Quanto à lei sobre o direito de oposição democrática, “viabiliza a fiscalização dos detentores do poder político, concretiza a possibilidade de alternância no poder executivo e garante os direitos políticos fundamentais”.

Para a UNITA, a sua aprovação “irá permitir o estreitamento das relações institucionais entre o Presidente da República e o parlamento, irá introduzir uma nova dinâmica nas relações entre o Estado e o cidadão e fortalecer a confiança entre a comunicação social pública e as minorias” e beneficiar também o combate à corrupção.

Esta lei abrange outros direitos fundamentais consagrados na Constituição: o direito de resposta e de réplica política às declarações do executivo, o direito de antena, o direito à informação sobre assuntos importantes da vida nacional, e o direito à consulta prévia.

“O Estado democrático de direito só se consolida se os dois grupos eleitos, maiorias e minorias, tiverem espaços iguais de intervenção para apresentação de medidas de política para as funções de governação, fiscalização, controlo e responsabilização”, defende a UNITA.

O estatuto constitucional da oposição, acrescenta o comunicado, inclui ainda o direito de obter do executivo informação adequada e em prazo razoável, sobre as medidas tomadas para efetivar as garantias constitucionais de liberdade e independência dos órgãos de comunicação social perante o poder político e o poder económico, e para assegurar uma estrutura e um funcionamento democrático dos meios de comunicação social do setor público que salvaguardem a sua independência perante o executivo.

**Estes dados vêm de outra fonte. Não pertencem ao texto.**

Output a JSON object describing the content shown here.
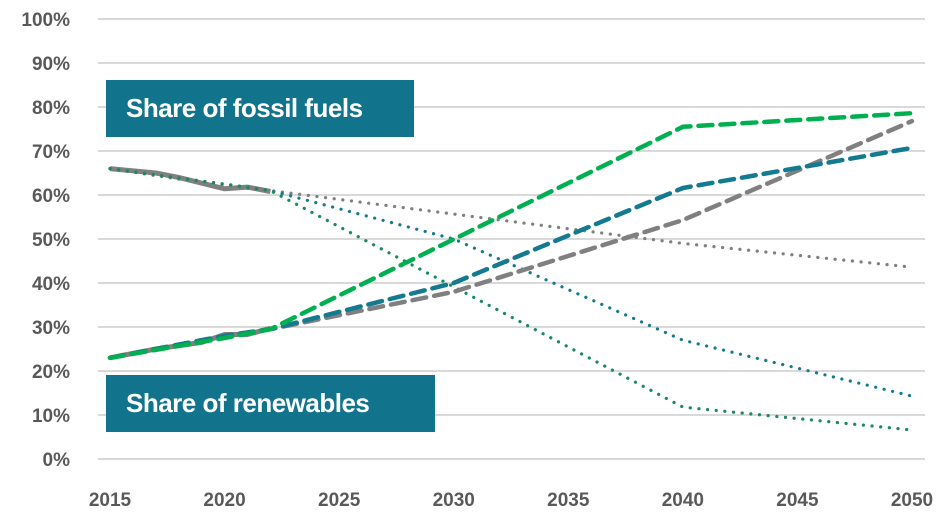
{
  "chart_data": {
    "type": "line",
    "title": "",
    "xlabel": "",
    "ylabel": "",
    "xlim": [
      2015,
      2050
    ],
    "ylim": [
      0,
      100
    ],
    "x_ticks": [
      "2015",
      "2020",
      "2025",
      "2030",
      "2035",
      "2040",
      "2045",
      "2050"
    ],
    "y_ticks": [
      "0%",
      "10%",
      "20%",
      "30%",
      "40%",
      "50%",
      "60%",
      "70%",
      "80%",
      "90%",
      "100%"
    ],
    "grid": "horizontal",
    "annotations": [
      "Share of fossil fuels",
      "Share of renewables"
    ],
    "colors": {
      "green": "#00b050",
      "teal": "#137a8f",
      "gray": "#808080",
      "dark_green": "#1a8a5e",
      "label_box": "#11748c"
    },
    "series": [
      {
        "group": "fossil",
        "style": "solid",
        "color": "#808080",
        "points": [
          [
            2015,
            66
          ],
          [
            2017,
            65
          ],
          [
            2018,
            64
          ],
          [
            2020,
            61.4
          ],
          [
            2021,
            61.8
          ],
          [
            2022,
            60.8
          ]
        ]
      },
      {
        "group": "renewables",
        "style": "solid",
        "color": "#808080",
        "points": [
          [
            2015,
            23
          ],
          [
            2017,
            25
          ],
          [
            2019,
            26.5
          ],
          [
            2020,
            28.3
          ],
          [
            2021,
            28.3
          ],
          [
            2022,
            29.7
          ]
        ]
      },
      {
        "group": "fossil",
        "style": "dotted",
        "color": "#808080",
        "points": [
          [
            2015,
            66
          ],
          [
            2020,
            62
          ],
          [
            2022,
            61
          ],
          [
            2040,
            49
          ],
          [
            2050,
            43.6
          ]
        ]
      },
      {
        "group": "fossil",
        "style": "dotted",
        "color": "#137a8f",
        "points": [
          [
            2015,
            66
          ],
          [
            2022,
            61
          ],
          [
            2030,
            50
          ],
          [
            2040,
            27
          ],
          [
            2050,
            14.3
          ]
        ]
      },
      {
        "group": "fossil",
        "style": "dotted",
        "color": "#1a8a5e",
        "points": [
          [
            2015,
            66
          ],
          [
            2017,
            64.5
          ],
          [
            2020,
            62.5
          ],
          [
            2022,
            61
          ],
          [
            2040,
            11.8
          ],
          [
            2050,
            6.6
          ]
        ]
      },
      {
        "group": "renewables",
        "style": "dashed",
        "color": "#808080",
        "points": [
          [
            2015,
            23
          ],
          [
            2020,
            28
          ],
          [
            2022,
            29.5
          ],
          [
            2030,
            38
          ],
          [
            2040,
            54.3
          ],
          [
            2050,
            76.8
          ]
        ]
      },
      {
        "group": "renewables",
        "style": "dashed",
        "color": "#137a8f",
        "points": [
          [
            2015,
            23
          ],
          [
            2020,
            28
          ],
          [
            2022,
            29.5
          ],
          [
            2030,
            40
          ],
          [
            2040,
            61.6
          ],
          [
            2050,
            70.7
          ]
        ]
      },
      {
        "group": "renewables",
        "style": "dashed",
        "color": "#00b050",
        "points": [
          [
            2015,
            23
          ],
          [
            2020,
            27.5
          ],
          [
            2022,
            29.5
          ],
          [
            2040,
            75.5
          ],
          [
            2050,
            78.6
          ]
        ]
      }
    ]
  }
}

A UNITA desafia ainda o Presidente da República, João Lourenço, “nas vestes de presidente do MPLA (partido do poder)” a mandar avançar as comissões parlamentares de inquérito necessárias para apurar, a nível do parlamento, “a dimensão real das conexões fraudulentas ou subversivas entre a Casa de Segurança, o Ministério das Finanças e o BNA e entre a Casa de Segurança e outros órgãos do Estado”, na sequência do escândalo financeiro recentemente revelado.

A PGR anunciou, em 24 de maio, que foi aberto um processo que envolve oficiais das Forças Armadas Angolanas afetos à Casa de Segurança do Presidente da República, por suspeita dos crimes de peculato, retenção de moeda, associação criminosa e outros.

O grupo parlamentar da UNITA diz que quer “determinar o eventual envolvimento da Casa de Segurança do Presidente da República em outras atividades subversivas, atentatórias do Estado de Direito de que há muito tempo tem sido acusada”.

“Ainda há muitos caranguejos e polvos a engordar por aí, enquanto o povo morre de fome e a subversão ataca o Estado de Direito e procura asfixiar as liberdades democráticas”, salienta a nota, acrescentando que o combate à corrupção não se dirige a partidos ou pessoas específicas, nem pode ser condicionado ou limitado por conveniências eleitoralistas.

Segundo a UNITA, com a aprovação do projeto de lei sobre o direito de oposição democrática, Angola “dá um passo importante na caminhada para o resgate do Estado de Direito” e permite que, mesmo quando o MPLA estiver na oposição, não deixe de acompanhar as informações sensíveis sobre a segurança alimentar, a segurança financeira, a segurança sanitária ou a segurança cibernética.

“É o ciclo da democracia. É o princípio da alternância no exercício do poder político conjugado com o princípio da continuidade do Estado”, remata o comunicado.